The $1.4 million grant would be a 50-50 match, with half provided by EDA and the other by the developer the city partners with to rehabilitate the property for use as rental spaces for potential businesses.
City planner Christina Berry said as part of the deal, the developer would purchase the property, which is valued at about $200,000 before donating it to the city. If the city is accepted for the grant, the developer would contribute the 50 percent match. The city would pay the developer a five-percent fee for developing the property, providing an opportunity to recoup some of the property purchase costs. After 20 years, the city would give the property back to the developer.
Berry said the building is 13,000 square feet and could be subdivided into forty units.

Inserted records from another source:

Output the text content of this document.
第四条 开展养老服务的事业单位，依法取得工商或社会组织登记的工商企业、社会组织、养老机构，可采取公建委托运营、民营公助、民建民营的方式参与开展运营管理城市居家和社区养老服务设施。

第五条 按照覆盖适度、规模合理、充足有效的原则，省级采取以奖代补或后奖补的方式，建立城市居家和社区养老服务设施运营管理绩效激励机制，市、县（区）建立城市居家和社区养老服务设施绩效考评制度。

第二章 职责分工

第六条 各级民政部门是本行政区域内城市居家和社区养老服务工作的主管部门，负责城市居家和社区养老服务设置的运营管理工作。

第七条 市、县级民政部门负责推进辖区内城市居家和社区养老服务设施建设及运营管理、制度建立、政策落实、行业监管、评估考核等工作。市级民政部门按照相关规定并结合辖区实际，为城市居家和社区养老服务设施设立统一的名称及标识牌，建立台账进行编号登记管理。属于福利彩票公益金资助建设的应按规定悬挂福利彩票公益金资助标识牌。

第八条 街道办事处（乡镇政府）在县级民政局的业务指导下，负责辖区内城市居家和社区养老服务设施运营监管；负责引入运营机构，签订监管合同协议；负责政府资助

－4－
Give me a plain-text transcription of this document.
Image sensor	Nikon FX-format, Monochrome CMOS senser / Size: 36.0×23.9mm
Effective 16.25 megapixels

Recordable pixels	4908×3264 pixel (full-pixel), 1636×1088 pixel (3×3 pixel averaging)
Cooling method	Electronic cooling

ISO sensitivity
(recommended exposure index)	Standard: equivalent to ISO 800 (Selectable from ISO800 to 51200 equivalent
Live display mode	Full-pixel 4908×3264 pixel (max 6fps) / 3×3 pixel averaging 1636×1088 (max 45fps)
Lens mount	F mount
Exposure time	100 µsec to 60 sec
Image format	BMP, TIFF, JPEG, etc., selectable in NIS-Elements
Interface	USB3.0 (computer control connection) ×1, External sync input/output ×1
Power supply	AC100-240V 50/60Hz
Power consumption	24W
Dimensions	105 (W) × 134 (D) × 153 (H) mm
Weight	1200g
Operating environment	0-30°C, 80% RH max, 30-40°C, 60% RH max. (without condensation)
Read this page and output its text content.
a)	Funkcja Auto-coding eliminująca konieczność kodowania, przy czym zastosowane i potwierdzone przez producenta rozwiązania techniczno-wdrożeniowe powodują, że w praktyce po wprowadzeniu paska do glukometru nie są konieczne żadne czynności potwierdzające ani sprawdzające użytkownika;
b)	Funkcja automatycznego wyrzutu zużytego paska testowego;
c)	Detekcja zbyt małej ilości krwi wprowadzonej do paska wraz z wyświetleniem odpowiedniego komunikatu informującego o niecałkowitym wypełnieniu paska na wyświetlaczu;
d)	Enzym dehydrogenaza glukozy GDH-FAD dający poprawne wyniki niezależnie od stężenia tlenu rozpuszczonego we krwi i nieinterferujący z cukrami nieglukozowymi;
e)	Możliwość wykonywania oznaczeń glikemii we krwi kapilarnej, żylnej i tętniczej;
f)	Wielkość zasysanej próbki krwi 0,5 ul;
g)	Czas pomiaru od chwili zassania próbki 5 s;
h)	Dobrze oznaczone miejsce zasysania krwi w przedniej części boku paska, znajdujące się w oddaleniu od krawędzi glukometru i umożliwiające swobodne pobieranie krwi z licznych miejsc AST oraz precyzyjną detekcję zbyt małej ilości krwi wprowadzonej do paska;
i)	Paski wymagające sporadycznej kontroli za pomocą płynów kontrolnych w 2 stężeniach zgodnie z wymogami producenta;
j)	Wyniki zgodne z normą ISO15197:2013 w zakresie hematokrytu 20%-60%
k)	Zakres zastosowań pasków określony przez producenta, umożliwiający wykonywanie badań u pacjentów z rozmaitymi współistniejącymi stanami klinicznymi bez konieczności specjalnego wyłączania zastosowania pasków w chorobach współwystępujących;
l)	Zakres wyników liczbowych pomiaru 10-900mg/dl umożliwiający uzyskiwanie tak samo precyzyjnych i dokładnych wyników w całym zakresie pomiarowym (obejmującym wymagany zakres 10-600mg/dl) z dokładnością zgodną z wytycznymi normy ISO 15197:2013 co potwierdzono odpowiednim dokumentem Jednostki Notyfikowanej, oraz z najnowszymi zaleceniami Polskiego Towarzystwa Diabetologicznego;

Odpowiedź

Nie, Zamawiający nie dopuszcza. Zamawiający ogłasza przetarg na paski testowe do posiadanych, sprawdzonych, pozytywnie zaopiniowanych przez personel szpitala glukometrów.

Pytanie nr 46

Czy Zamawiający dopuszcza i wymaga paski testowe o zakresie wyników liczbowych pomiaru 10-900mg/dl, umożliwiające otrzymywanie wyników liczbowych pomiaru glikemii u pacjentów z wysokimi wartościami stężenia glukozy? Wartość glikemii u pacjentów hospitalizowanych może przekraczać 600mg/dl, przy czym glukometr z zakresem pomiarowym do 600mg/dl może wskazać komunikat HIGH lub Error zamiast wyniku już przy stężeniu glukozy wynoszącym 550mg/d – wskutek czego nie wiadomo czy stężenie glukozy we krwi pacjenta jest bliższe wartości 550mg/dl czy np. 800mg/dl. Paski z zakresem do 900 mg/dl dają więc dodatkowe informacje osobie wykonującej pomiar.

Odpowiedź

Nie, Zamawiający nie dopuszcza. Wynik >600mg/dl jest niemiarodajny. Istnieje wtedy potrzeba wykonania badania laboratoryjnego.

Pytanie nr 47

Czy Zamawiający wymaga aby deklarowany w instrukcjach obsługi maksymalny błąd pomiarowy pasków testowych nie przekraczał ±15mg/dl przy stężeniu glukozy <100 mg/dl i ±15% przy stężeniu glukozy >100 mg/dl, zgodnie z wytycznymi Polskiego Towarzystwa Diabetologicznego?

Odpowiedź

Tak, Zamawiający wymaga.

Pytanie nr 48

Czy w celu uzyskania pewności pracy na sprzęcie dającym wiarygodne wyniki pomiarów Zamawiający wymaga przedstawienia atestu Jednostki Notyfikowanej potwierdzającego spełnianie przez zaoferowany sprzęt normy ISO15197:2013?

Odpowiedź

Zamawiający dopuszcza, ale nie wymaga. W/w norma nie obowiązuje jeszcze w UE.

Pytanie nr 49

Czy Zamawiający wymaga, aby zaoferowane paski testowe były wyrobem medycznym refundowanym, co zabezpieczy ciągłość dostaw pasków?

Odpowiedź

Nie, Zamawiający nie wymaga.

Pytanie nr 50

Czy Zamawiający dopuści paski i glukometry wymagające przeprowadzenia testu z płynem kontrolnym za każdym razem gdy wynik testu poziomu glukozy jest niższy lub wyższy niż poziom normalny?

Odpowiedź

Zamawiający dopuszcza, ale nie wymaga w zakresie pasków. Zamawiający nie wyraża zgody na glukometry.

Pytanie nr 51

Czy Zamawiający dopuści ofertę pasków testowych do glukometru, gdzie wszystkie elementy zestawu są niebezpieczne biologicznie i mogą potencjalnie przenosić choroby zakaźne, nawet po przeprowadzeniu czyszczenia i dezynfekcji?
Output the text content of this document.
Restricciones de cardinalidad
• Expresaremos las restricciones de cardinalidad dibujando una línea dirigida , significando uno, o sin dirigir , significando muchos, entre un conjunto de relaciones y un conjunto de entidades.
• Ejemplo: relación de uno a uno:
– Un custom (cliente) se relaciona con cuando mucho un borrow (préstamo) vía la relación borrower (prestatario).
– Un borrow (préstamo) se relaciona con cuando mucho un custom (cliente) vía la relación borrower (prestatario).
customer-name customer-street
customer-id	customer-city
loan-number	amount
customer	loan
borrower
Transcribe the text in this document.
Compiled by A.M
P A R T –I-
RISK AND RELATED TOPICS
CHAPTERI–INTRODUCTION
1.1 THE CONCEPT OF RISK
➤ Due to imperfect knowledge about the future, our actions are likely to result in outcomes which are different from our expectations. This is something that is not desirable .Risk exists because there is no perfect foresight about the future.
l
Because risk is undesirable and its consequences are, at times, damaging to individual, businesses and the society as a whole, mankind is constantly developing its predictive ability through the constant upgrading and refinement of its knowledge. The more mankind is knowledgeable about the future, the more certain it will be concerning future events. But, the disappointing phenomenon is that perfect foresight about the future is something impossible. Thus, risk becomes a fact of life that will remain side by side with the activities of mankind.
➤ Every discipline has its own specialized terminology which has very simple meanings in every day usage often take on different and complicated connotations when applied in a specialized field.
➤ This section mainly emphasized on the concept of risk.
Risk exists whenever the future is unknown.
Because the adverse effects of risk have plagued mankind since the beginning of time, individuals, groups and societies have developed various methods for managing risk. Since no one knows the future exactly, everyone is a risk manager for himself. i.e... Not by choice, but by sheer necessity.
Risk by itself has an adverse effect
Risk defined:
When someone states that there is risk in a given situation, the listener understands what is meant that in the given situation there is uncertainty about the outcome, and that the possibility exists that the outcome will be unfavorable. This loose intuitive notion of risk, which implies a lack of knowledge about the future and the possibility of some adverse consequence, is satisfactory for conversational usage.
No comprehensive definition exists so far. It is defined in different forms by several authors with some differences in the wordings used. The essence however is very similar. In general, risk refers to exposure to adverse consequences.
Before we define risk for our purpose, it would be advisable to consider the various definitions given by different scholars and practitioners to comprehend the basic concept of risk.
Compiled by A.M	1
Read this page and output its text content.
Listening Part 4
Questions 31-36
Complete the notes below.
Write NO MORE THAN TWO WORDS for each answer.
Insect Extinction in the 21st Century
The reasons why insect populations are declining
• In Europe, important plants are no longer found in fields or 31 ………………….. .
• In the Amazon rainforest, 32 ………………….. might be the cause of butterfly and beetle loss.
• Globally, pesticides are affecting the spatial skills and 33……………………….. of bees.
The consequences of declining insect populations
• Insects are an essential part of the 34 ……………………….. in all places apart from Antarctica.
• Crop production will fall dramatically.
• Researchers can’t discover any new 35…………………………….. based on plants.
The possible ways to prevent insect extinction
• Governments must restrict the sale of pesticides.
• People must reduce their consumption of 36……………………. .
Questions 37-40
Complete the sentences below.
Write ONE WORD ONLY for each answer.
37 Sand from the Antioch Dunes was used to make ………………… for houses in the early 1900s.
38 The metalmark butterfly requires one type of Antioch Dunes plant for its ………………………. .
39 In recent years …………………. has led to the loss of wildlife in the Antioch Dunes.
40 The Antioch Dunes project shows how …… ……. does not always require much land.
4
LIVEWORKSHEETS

"You've got a lot of business owners that come through our planning commission and other boards seeking different portable buildings and other buildings and we are supporting those, but this also gives them an opportunity to really grow their businesses," Berry said.
She said the incubator would give the city a chance to make about $40,000 a year from the property. Operating revenue for the structure would be approximately $130,000, she figured, but with monthly rent on each of the structure's forty units would be $400 a month, or $192,000 a year.
The city has also approved a recently established brownfield resident advisory committee consisting of 11 members, including: local developer Mark Castleberry; Realtor Hubert Williams, banker Antwann Richardson, Pastor Darren Leach, banker Zach Thomas, city engineer Kevin Stafford, city attorney Jeff Turnage, councilmen Joseph Mickens and Charlie Box, Columbus Air Force Base representative Quenisha Hobb and recent councilman candidate Maurice Webber.
Nathan Gregory covers city and county government for The Dispatch.